Il y une autre borne à l’extension du capitalisme vert, qui est le respect de la concurrence comme principe
économique essentiel. Tout récemment, le premier ministre français a justifié l’abandon de la taxe carbone
par le risque de « plomber la compétitivité » des entreprises françaises. Si l’on veut atteindre les objectifs
calibrés par le GIEC, il faut effectivement instaurer des formes de planification et de coordination à l’échelle
du globe, qui passent notamment par des transferts de technologie vers les pays en développement. Or,
une telle organisation du monde est rigoureusement incompatible avec la logique concurrentielle du
capitalisme.
L’ampleur des mutations nécessaires est le fondement objectif de la convergence écosocialiste. La lutte
contre le défi climatique suppose en effet une véritable révolution dans la manière dont l’humanité répond
à ses besoins. Elle implique de réduire les modes de satisfaction marchands de ces besoins, de baisser la
durée du travail et de concevoir des biens sobres et durables. La consommation marchande est en grande
partie une consommation de compensation face à l’intensification du travail et à la dégradation des
services publics et des conditions de logement. La rotation accélérée des biens de consommation est un
facteur de rentabilité du capital sans correspondre à une véritable création de valeurs d’usage.

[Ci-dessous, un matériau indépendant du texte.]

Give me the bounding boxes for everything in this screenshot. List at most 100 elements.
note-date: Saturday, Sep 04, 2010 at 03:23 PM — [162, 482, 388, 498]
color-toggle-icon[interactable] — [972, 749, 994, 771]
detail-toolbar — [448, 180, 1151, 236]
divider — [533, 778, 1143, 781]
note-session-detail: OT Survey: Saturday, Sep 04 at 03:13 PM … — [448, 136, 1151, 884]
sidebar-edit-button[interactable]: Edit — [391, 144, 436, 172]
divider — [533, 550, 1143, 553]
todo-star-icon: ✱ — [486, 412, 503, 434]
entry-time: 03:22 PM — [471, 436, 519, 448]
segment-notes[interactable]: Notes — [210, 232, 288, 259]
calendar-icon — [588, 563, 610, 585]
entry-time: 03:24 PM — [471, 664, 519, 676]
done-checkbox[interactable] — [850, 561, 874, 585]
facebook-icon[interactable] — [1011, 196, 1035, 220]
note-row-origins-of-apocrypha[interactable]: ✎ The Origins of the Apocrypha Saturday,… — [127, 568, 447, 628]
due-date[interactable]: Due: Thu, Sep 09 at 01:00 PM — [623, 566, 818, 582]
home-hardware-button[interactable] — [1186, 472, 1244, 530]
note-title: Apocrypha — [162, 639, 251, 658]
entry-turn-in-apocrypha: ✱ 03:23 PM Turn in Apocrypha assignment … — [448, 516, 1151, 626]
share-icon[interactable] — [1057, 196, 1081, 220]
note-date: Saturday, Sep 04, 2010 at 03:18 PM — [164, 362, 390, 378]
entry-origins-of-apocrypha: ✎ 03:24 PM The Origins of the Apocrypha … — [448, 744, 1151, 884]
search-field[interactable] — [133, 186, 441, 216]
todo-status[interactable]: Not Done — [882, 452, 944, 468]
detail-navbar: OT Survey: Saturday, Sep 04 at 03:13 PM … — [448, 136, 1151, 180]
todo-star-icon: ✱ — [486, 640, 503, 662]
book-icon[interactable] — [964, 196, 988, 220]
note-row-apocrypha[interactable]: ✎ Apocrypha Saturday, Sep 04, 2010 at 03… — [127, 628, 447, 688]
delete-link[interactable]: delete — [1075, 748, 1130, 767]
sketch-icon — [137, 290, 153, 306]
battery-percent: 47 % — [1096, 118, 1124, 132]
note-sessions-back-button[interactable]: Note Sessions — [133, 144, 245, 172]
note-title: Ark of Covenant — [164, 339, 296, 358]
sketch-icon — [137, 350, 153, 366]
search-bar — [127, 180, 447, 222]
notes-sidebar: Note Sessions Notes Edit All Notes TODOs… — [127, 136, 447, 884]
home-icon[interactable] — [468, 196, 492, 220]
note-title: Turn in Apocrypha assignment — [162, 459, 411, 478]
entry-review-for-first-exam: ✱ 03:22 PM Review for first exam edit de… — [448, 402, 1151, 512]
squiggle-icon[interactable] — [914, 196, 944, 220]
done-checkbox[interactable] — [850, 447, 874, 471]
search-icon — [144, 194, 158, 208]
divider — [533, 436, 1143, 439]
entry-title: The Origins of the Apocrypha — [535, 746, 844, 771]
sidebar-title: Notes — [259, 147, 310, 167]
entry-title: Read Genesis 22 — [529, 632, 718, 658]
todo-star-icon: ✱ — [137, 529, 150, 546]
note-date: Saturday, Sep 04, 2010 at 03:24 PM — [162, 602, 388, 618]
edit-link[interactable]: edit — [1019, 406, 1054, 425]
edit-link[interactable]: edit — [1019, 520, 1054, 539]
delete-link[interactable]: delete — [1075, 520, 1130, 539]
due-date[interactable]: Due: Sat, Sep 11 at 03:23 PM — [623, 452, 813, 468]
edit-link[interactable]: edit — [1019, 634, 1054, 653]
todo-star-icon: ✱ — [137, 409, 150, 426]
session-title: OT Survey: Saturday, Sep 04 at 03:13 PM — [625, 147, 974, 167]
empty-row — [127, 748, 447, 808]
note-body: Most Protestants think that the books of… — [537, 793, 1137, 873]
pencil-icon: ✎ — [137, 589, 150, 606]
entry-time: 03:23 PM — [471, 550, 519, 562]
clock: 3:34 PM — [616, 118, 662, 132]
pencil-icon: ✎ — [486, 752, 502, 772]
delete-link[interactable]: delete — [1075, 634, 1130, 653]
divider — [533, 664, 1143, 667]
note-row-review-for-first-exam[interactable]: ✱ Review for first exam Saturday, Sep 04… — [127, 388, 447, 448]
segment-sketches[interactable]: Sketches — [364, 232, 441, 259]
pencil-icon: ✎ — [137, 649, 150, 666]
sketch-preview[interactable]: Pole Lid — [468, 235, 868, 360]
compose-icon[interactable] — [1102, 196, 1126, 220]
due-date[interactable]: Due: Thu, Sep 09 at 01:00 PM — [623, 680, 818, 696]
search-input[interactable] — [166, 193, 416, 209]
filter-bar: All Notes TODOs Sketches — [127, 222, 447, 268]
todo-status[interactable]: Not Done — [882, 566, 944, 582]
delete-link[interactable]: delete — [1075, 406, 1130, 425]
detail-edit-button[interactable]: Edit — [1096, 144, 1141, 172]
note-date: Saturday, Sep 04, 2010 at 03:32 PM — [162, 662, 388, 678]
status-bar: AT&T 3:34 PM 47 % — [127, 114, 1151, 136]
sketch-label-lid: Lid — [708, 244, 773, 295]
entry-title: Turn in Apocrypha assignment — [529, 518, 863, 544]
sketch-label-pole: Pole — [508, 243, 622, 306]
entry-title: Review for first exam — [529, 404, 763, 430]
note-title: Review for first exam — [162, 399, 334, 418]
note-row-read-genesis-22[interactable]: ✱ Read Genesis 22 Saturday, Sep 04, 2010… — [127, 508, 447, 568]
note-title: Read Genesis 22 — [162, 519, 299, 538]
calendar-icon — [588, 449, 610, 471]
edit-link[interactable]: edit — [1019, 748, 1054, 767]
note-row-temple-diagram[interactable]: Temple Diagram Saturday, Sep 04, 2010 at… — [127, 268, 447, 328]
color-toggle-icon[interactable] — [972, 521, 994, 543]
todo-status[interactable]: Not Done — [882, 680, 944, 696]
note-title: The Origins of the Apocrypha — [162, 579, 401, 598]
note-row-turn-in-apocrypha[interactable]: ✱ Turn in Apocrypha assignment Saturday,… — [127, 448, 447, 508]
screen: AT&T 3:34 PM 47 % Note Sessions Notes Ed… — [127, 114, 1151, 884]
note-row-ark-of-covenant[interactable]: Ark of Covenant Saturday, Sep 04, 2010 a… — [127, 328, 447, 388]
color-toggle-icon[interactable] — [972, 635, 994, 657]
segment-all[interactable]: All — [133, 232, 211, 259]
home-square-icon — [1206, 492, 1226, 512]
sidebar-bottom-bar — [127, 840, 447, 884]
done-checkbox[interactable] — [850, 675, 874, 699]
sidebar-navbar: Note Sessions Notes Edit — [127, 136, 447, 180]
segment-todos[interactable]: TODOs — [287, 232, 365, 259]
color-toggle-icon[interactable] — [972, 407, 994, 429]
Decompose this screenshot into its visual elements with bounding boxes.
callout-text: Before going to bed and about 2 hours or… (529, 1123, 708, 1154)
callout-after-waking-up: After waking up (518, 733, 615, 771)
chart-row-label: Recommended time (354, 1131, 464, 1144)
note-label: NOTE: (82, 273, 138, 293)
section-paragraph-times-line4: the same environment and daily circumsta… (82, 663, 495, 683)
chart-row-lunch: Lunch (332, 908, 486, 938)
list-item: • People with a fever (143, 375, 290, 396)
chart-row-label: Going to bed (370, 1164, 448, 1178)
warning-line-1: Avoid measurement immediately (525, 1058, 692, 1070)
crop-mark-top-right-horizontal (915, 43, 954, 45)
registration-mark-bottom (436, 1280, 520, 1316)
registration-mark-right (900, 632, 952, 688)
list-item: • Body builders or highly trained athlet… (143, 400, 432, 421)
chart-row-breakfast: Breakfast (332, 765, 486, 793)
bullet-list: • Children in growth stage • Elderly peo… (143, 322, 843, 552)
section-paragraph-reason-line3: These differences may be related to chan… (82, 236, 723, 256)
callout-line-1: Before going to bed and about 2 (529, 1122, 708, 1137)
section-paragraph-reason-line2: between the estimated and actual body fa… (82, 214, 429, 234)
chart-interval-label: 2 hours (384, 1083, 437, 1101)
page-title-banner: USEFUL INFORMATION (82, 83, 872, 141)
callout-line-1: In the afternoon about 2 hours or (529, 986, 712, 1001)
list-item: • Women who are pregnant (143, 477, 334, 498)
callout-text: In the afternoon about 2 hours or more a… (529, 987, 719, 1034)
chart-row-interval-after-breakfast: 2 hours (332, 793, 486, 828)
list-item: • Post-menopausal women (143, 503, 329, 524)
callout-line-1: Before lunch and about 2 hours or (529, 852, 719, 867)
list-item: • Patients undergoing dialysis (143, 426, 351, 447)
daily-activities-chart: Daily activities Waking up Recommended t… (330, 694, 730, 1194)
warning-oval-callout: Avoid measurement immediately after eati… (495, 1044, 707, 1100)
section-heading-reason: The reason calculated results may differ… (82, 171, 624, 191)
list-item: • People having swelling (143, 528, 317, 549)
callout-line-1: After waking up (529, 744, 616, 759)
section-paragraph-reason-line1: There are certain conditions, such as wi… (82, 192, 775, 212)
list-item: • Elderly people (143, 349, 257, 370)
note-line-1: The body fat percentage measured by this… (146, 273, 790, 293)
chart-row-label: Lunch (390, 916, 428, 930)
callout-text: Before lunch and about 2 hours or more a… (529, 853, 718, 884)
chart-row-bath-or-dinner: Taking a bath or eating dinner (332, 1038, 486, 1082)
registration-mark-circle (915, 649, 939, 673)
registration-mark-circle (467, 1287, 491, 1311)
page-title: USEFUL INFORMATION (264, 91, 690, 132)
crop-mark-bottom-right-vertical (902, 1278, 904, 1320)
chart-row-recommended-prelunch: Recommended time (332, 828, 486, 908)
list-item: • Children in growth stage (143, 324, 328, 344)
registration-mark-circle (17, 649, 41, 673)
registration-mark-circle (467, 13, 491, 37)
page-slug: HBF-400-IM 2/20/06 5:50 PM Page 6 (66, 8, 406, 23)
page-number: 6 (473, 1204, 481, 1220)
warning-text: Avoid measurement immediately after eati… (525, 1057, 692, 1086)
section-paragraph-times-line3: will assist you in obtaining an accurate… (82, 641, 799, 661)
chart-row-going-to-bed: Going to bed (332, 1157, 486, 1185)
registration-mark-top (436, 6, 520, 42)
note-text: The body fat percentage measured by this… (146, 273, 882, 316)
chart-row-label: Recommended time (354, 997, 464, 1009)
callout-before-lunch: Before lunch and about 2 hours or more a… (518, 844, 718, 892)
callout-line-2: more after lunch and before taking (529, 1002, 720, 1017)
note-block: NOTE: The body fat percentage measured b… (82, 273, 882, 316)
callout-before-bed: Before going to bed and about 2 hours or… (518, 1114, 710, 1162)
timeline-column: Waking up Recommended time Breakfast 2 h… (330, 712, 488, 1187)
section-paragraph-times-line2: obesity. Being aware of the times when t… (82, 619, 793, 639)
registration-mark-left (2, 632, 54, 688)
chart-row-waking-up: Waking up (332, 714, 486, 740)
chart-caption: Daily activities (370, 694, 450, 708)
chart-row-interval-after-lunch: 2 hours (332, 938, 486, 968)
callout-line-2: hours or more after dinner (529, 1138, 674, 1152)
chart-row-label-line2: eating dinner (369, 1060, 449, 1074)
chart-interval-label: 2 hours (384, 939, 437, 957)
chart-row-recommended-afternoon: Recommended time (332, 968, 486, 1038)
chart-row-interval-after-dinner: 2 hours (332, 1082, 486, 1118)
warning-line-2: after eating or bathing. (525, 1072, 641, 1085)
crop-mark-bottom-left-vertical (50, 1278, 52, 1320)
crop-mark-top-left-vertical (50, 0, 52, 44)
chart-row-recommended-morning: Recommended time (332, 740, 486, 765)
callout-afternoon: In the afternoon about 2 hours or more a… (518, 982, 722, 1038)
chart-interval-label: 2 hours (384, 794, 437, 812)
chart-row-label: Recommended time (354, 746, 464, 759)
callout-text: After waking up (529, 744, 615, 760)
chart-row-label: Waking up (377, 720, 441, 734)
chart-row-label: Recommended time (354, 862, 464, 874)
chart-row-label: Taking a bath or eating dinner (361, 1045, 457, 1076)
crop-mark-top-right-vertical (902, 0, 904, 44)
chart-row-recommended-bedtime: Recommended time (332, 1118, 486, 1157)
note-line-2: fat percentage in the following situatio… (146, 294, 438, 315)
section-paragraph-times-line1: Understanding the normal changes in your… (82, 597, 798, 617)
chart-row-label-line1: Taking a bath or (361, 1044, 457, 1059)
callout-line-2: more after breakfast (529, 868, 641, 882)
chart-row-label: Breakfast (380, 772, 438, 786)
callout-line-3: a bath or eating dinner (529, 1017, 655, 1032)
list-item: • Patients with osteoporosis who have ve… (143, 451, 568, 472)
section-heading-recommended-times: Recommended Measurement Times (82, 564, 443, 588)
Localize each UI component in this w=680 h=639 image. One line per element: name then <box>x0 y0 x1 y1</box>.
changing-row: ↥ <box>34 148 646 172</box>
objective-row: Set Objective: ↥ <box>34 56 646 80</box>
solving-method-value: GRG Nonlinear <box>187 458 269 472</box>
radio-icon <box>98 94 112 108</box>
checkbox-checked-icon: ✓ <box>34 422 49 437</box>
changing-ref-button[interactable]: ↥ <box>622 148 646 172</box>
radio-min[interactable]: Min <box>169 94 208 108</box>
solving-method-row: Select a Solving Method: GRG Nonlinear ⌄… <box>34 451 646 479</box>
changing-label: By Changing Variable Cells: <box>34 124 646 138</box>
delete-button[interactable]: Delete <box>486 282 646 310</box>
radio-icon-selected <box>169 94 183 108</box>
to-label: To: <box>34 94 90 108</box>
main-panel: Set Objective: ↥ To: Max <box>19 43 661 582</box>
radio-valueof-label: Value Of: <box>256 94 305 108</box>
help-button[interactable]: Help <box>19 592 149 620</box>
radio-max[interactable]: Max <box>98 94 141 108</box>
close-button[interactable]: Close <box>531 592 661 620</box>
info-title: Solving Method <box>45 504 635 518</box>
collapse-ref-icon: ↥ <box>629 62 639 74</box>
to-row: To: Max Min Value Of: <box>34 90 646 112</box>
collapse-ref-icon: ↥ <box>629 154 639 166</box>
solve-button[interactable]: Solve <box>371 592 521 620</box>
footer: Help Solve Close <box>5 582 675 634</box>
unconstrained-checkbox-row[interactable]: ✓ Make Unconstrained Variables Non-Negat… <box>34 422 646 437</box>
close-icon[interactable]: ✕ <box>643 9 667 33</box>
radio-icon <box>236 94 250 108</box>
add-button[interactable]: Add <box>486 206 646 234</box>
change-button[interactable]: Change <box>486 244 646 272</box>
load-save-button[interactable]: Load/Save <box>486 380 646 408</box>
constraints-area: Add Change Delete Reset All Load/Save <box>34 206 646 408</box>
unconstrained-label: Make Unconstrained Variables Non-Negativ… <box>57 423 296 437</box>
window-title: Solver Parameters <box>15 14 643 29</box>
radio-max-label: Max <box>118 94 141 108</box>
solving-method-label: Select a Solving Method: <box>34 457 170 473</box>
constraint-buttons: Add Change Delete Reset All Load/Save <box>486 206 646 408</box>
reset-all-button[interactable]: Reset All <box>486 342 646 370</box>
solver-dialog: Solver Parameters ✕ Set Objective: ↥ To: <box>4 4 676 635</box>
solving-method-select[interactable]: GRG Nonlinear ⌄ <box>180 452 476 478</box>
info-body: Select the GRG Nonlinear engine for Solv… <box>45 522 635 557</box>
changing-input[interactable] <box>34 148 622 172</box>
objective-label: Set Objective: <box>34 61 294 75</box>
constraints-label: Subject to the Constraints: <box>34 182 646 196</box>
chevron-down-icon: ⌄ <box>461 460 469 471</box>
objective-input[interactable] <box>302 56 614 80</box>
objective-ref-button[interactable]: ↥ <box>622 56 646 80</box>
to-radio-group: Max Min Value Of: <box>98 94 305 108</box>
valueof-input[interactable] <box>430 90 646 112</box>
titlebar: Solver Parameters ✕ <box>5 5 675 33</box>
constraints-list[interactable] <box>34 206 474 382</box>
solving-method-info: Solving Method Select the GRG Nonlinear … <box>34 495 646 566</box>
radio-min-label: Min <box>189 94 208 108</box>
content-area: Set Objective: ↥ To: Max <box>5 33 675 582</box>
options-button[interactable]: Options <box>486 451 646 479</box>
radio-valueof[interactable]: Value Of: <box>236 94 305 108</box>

Il s’agit de rompre avec cette logique de maximisation du profit et de la remplacer par une logique de
maximisation du bien-être sous contrainte environnementale. Ce pourrait après tout être une définition
ramassée de l’écosocialisme et un résumé du livre de Daniel Tanuro dans sa recherche d’une nouvelle
synthèse entre mode de vie et respect de l’environnement. Puisse sa lecture convaincre les écologistes de
la nécessité d’être anticapitaliste. Et vice versa.